"We know about the atrocious situation not only from the news broadcasts, but also from the heartbreaking personal stories told by the Congolese refugees who are residing in Israel and with whom we are in close contact. Although the aid is just a drop in the ocean, at this stage every drop is crucial. The chance of saving even a single child or woman is what drives us," Amit says.
Amit, who in recent weeks has been working with organization members to recruit donations of emergency medical equipment and medicine, which will shortly be shipped to East Congo, is well aware of the terrible situation in the area.
Between the years 1998 and 2004, some four million people have been killed in what has been described as "the deadliest and most cruel conflict since World War II." Despite the fact that the bloody civil war - which broke out in 1994 following an influx of Hutu tribe members coming in from neighboring Rwanda - officially ended in 2003, the battles are still raging in East Congo.
The United Nations has reported that some 1,200 people die in the area every day, the majority from starvation or disease, hundreds of thousands have been left with nothing, and a similar number of people cross the border into neighboring countries.
Just two years ago, after the medical aid teams first came to the isolated areas in East Congo, the inconceivable extent of the killing and violence became apparent. During the civil war, the huge country, which has an abundance of natural quarries such as diamonds, gold and metal, was divided among rebel areas where the government ruled.
Murder, looting, group rape and atrocious abuse were commonplace; entire villages were wiped out by militia groups, rebels or soldiers. Hundreds of thousands of women and young girls were brutally raped, the more "fortunate ones," were raped just once while others were held captive for months in the forests only to be released in advanced stages of pregnancy.
"Rape was a tool in the genocide, and the rapists told their victims that they would be carrying Hutu tribe members in their bellies, and that's how the Tutsi will be wiped out," members of the organization said.
A small community of Congolese refugees comprising 150 people is now living in Israel. The ties formed over the years between members of the community and members of Brit Olam, says Amit, forms the basis of the organization.
"We have already begun preparing the infrastructure for sending the medical equipment and medicines to hospitals in East Congo, and in parallel we have collected the equipment that will be dispatched in an initial shipment. We are now trying to raise funds to cover the cost of the shipment itself; meanwhile the equipment is waiting in the organization's storage facilities in Israel."
Hospitals are out of war zone
"We made contact with a hospital in the Kaniola area via local residents and members of the community in Israel. Through them we located five hospitals to which the equipment will be transferred by the UN," he says. "Although there is a war raging in the region, there is an agreement that hospitals are out of bounds on both sides, and that's why I am certain that the equipment will reach its destination. It's important to understand that the hospitals in East Congo are suffering from a dire lack of equipment and medicine, not to mention operating rooms or patient wards."

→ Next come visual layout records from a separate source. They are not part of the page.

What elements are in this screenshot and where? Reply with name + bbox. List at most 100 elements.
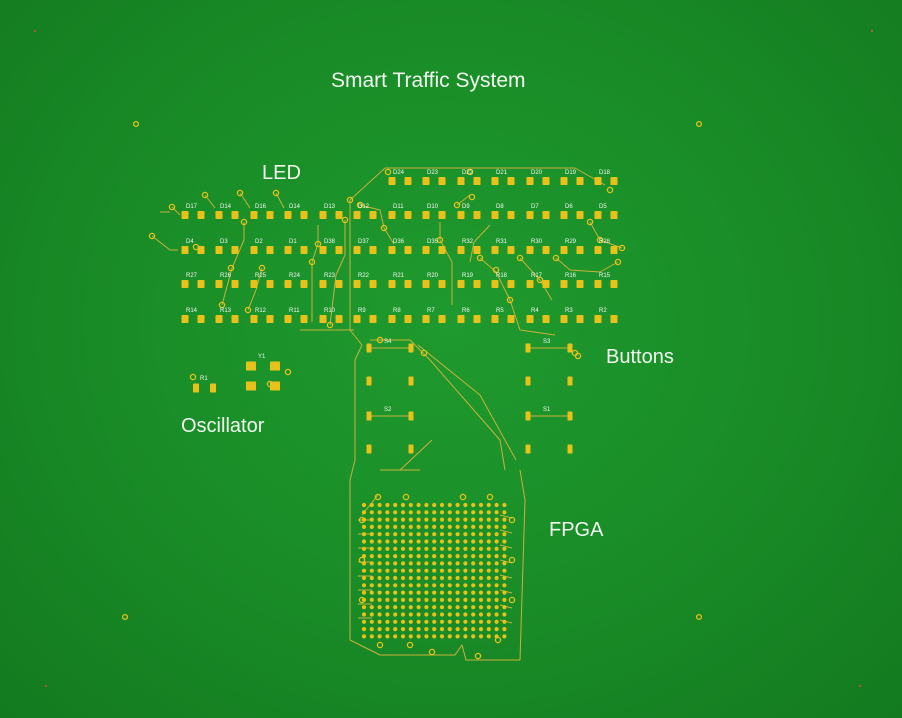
bga-ball xyxy=(439,554,445,559)
bga-ball xyxy=(369,627,374,632)
designator: R2 xyxy=(599,308,607,314)
pad xyxy=(181,211,189,219)
via xyxy=(459,493,467,501)
designator: D2 xyxy=(255,239,263,245)
bga-ball xyxy=(408,634,413,639)
bga-ball xyxy=(416,612,421,617)
bga-ball xyxy=(455,539,460,544)
bga-ball xyxy=(455,634,460,639)
bga-ball xyxy=(447,583,452,588)
pad xyxy=(388,246,396,254)
bga-ball xyxy=(400,590,406,595)
pad xyxy=(491,177,499,185)
designator: S3 xyxy=(543,339,551,345)
pad xyxy=(300,211,308,219)
bga-ball xyxy=(408,539,413,544)
designator: S4 xyxy=(384,339,392,345)
via xyxy=(326,321,334,329)
bga-ball xyxy=(447,524,452,530)
designator: D8 xyxy=(496,204,504,210)
designator: R22 xyxy=(358,273,370,279)
pad xyxy=(231,315,239,323)
bga-ball xyxy=(455,590,460,595)
pad xyxy=(542,280,550,288)
pad xyxy=(457,315,465,323)
bga-ball xyxy=(400,605,406,610)
bga-ball xyxy=(385,597,390,603)
pad xyxy=(250,315,258,323)
bga-ball xyxy=(502,619,507,624)
designator: D24 xyxy=(393,170,405,176)
trace xyxy=(399,439,433,471)
bga-ball xyxy=(416,583,421,588)
designator: D38 xyxy=(324,239,336,245)
bga-ball xyxy=(439,532,445,537)
bga-ball xyxy=(502,532,507,537)
bga-ball xyxy=(377,517,382,522)
bga-ball xyxy=(385,590,390,595)
bga-ball xyxy=(432,539,437,544)
pad xyxy=(610,280,618,288)
bga-ball xyxy=(424,605,429,610)
designator: R30 xyxy=(531,239,543,245)
designator: D14 xyxy=(289,204,301,210)
bga-ball xyxy=(439,502,445,508)
via xyxy=(358,596,366,604)
bga-ball xyxy=(478,619,484,624)
via xyxy=(695,120,703,128)
bga-ball xyxy=(416,517,421,522)
bga-ball xyxy=(377,597,382,603)
bga-ball xyxy=(393,561,398,566)
pad xyxy=(457,280,465,288)
via xyxy=(218,301,226,309)
bga-ball xyxy=(494,554,499,559)
bga-ball xyxy=(385,627,390,632)
bga-ball xyxy=(447,575,452,581)
bga-ball xyxy=(424,502,429,508)
bga-ball xyxy=(393,619,398,624)
designator: D18 xyxy=(599,170,611,176)
bga-ball xyxy=(400,568,406,573)
pad xyxy=(181,315,189,323)
pad xyxy=(193,383,199,393)
pad xyxy=(369,315,377,323)
pad xyxy=(560,177,568,185)
bga-ball xyxy=(361,568,367,573)
bga-ball xyxy=(432,605,437,610)
bga-ball xyxy=(361,524,367,530)
bga-ball xyxy=(463,539,468,544)
bga-ball xyxy=(494,575,499,581)
designator: R10 xyxy=(324,308,336,314)
bga-ball xyxy=(377,583,382,588)
bga-ball xyxy=(408,605,413,610)
pad xyxy=(353,315,361,323)
pad xyxy=(284,211,292,219)
bga-ball xyxy=(439,539,445,544)
bga-ball xyxy=(494,612,499,617)
bga-ball xyxy=(439,619,445,624)
pad xyxy=(576,246,584,254)
designator: R1 xyxy=(200,376,208,382)
designator: R6 xyxy=(462,308,470,314)
pad xyxy=(197,246,205,254)
bga-ball xyxy=(478,532,484,537)
bga-ball xyxy=(424,539,429,544)
via xyxy=(384,168,392,176)
bga-ball xyxy=(447,502,452,508)
pad xyxy=(369,246,377,254)
trace xyxy=(311,225,319,322)
designator: R4 xyxy=(531,308,539,314)
bga-ball xyxy=(463,554,468,559)
pad xyxy=(246,361,256,371)
pad xyxy=(270,361,280,371)
trace xyxy=(499,544,513,549)
bga-ball xyxy=(478,634,484,639)
bga-ball xyxy=(400,619,406,624)
pad xyxy=(610,177,618,185)
bga-ball xyxy=(385,510,390,515)
bga-ball xyxy=(424,612,429,617)
bga-ball xyxy=(494,605,499,610)
via xyxy=(192,243,200,251)
bga-ball xyxy=(478,575,484,581)
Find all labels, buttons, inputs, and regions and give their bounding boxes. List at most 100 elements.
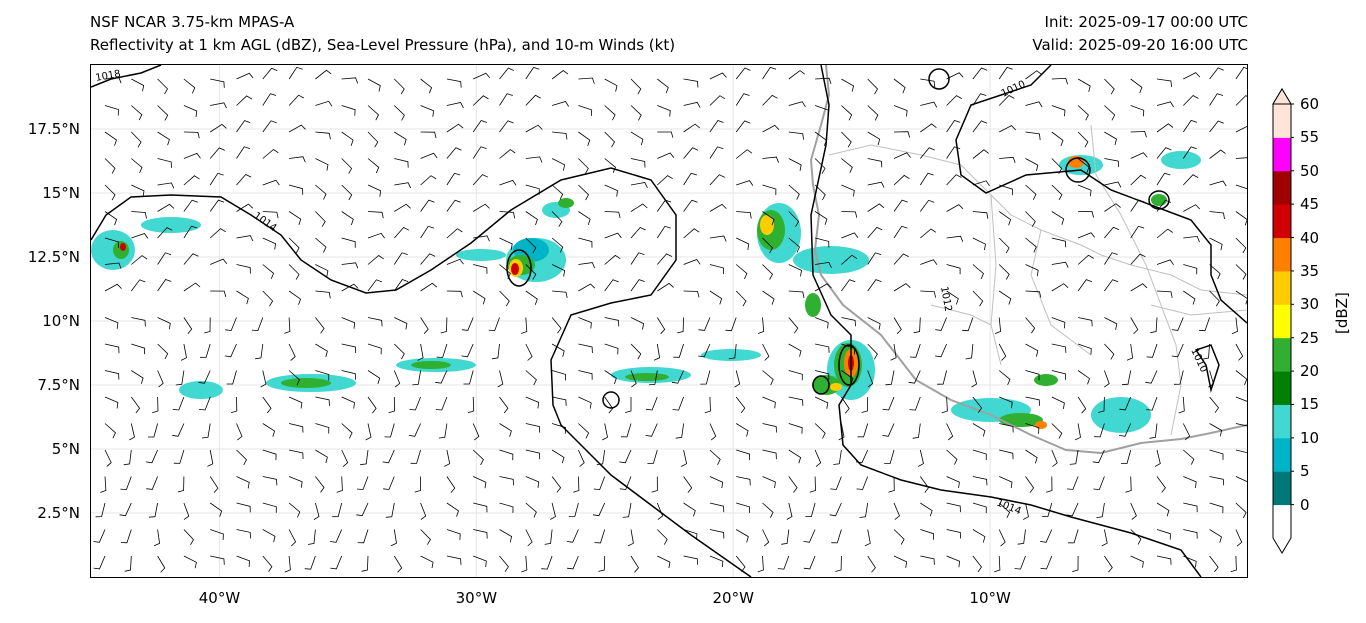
- wind-barb: [578, 77, 595, 84]
- wind-barb: [499, 476, 514, 486]
- wind-barb: [472, 203, 490, 212]
- wind-barb: [394, 182, 412, 189]
- wind-barb: [919, 172, 934, 186]
- wind-barb: [814, 423, 826, 439]
- wind-barb: [104, 158, 116, 174]
- wind-barb: [288, 396, 303, 409]
- wind-barb: [998, 290, 1012, 305]
- wind-barb: [525, 124, 543, 133]
- wind-barb: [762, 476, 776, 489]
- wind-barb: [384, 423, 395, 438]
- wind-barb: [1182, 146, 1197, 159]
- wind-barb: [999, 125, 1016, 133]
- wind-barb: [946, 72, 964, 80]
- wind-barb: [230, 396, 238, 414]
- isobar-label: 1010: [1000, 79, 1028, 100]
- wind-barb: [835, 555, 842, 572]
- wind-barb: [604, 343, 619, 355]
- wind-barb: [525, 184, 540, 195]
- wind-barb: [183, 152, 201, 159]
- wind-barb: [1077, 158, 1090, 173]
- wind-barb: [330, 555, 343, 570]
- wind-barb: [1230, 555, 1237, 573]
- wind-barb: [1209, 67, 1224, 80]
- wind-barb: [1130, 152, 1148, 159]
- wind-barb: [1078, 211, 1094, 218]
- wind-barb: [946, 423, 954, 441]
- wind-barb: [683, 147, 699, 159]
- wind-barb: [236, 203, 254, 212]
- wind-barb: [288, 184, 304, 195]
- wind-barb: [1209, 149, 1226, 159]
- wind-barb: [1231, 317, 1238, 335]
- wind-barb: [630, 203, 648, 212]
- isobar-closed-low-2: [838, 344, 860, 386]
- wind-barb: [446, 102, 464, 109]
- wind-barb: [104, 370, 120, 380]
- wind-barb: [367, 396, 377, 414]
- wind-barb: [935, 317, 947, 331]
- wind-barb: [1235, 184, 1247, 190]
- wind-barb: [856, 476, 869, 490]
- wind-barb: [777, 555, 790, 570]
- wind-barb: [788, 70, 805, 80]
- wind-barb: [573, 476, 580, 493]
- wind-barb: [1183, 174, 1199, 186]
- wind-barb: [683, 199, 698, 212]
- wind-barb: [1235, 237, 1247, 254]
- wind-barb: [867, 252, 882, 265]
- wind-barb: [1104, 226, 1120, 239]
- wind-barb: [1104, 370, 1110, 388]
- wind-barb: [315, 211, 326, 227]
- wind-barb: [815, 343, 830, 353]
- map-canvas: 1018 1014 1010 1012 1010 1014: [91, 65, 1247, 577]
- wind-barb: [657, 152, 675, 159]
- wind-barb: [473, 529, 488, 539]
- wind-barb: [499, 396, 509, 414]
- wind-barb: [1025, 290, 1042, 298]
- wind-barb: [315, 131, 331, 140]
- wind-barb: [762, 529, 770, 547]
- wind-barb: [683, 78, 699, 88]
- wind-barb: [598, 555, 606, 572]
- wind-barb: [236, 174, 252, 186]
- wind-barb: [394, 317, 408, 330]
- wind-barb: [920, 290, 936, 298]
- colorbar-extend-top: [1272, 88, 1292, 105]
- wind-barb: [541, 555, 553, 570]
- wind-barb: [885, 370, 895, 386]
- wind-barb: [157, 279, 172, 292]
- wind-barb: [656, 317, 666, 335]
- wind-barb: [814, 158, 826, 174]
- wind-barb: [262, 476, 278, 486]
- wind-barb: [262, 120, 277, 133]
- wind-barb: [147, 423, 158, 438]
- wind-barb: [656, 253, 673, 265]
- wind-barb: [550, 502, 556, 520]
- colorbar-segment: [1273, 337, 1291, 372]
- wind-barb: [551, 237, 564, 253]
- isobar-closed-low-1: [506, 249, 532, 287]
- wind-barb: [472, 120, 488, 133]
- wind-barb: [736, 449, 751, 461]
- wind-barb: [893, 105, 908, 117]
- wind-barb: [604, 370, 617, 385]
- wind-barb: [1051, 283, 1069, 292]
- wind-barb: [341, 237, 356, 248]
- wind-barb: [604, 279, 619, 292]
- wind-barb: [525, 343, 533, 361]
- wind-barb: [762, 370, 774, 386]
- wind-barb: [525, 502, 537, 518]
- wind-barb: [414, 476, 421, 493]
- wind-barb: [920, 555, 935, 565]
- wind-barb: [341, 262, 359, 269]
- wind-barb: [183, 131, 200, 139]
- wind-barb: [551, 343, 565, 357]
- wind-barb: [1126, 343, 1134, 361]
- wind-barb: [525, 237, 537, 254]
- wind-barb: [602, 423, 608, 441]
- wind-barb: [315, 69, 332, 80]
- wind-barb: [946, 204, 964, 212]
- wind-barb: [315, 317, 325, 334]
- wind-barb: [210, 78, 225, 88]
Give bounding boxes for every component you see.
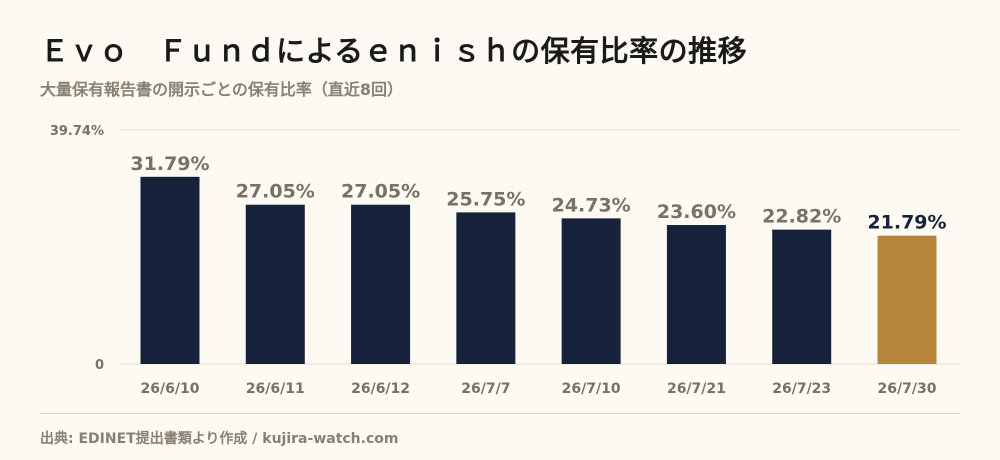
chart-title: Ｅｖｏ Ｆｕｎｄによるｅｎｉｓｈの保有比率の推移: [40, 34, 748, 68]
bar: [561, 218, 621, 364]
bar: [877, 235, 937, 364]
bar: [456, 212, 516, 364]
y-tick-label: 39.74%: [50, 124, 104, 139]
source-note: 出典: EDINET提出書類より作成 / kujira-watch.com: [40, 431, 399, 447]
bar: [140, 176, 200, 364]
bar: [351, 204, 411, 364]
bar: [666, 225, 726, 364]
x-tick-label: 26/7/23: [772, 381, 831, 397]
x-tick-label: 26/7/21: [667, 381, 726, 397]
data-label: 23.60%: [657, 201, 736, 223]
y-tick-label: 0: [95, 358, 104, 373]
x-tick-label: 26/7/30: [878, 381, 937, 397]
bar: [772, 229, 832, 364]
x-tick-label: 26/7/10: [562, 381, 621, 397]
data-label: 25.75%: [446, 188, 525, 210]
data-label: 22.82%: [762, 206, 841, 228]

Children in refugee camp in Congo (Photo: Brit Olam)
"In pictures we received, (we have not posted them due to their disturbing content), we saw horrible scenes of limbs being amputated by improvised methods."
In parallel, says Amit, the organization is planning to found an agricultural village for the rape victims, where they can live and work for their livelihood while raising animals and growing vegetables. "The women and young victims raped in Congo suffer twice, because they are expelled from their families if they survive the terrible act. They or their offspring, born as a result of the rape, have no chance of returning to their local communities.
"After the women are trained and after receiving preliminary equipment, they will in due course be able to run the village independently and to rehabilitate their lives to some extent."
What would you say to those who say you should first take care of those in your own backyard?
"We are active in providing emergency aid in Israel as well, and during the second Lebanon war we run projects in the north that helped children forced to stay in the bomb shelters. We invited them to summer camps, and we held a great happening in Tel Aviv. We help in emergency situations in Israel and the world , and I definitely believe that this is the way to go. This type of activity is first and foremost moral and educational. We must not shut or eyes to the suffering of others, and aiding them doesn't come instead of providing local aid."
Brit Olam The International Israeli-Jewish Volunteer Movement seeks to promote social welfare, community leadership, civic participation, and humanitarian aid among and between people and nations.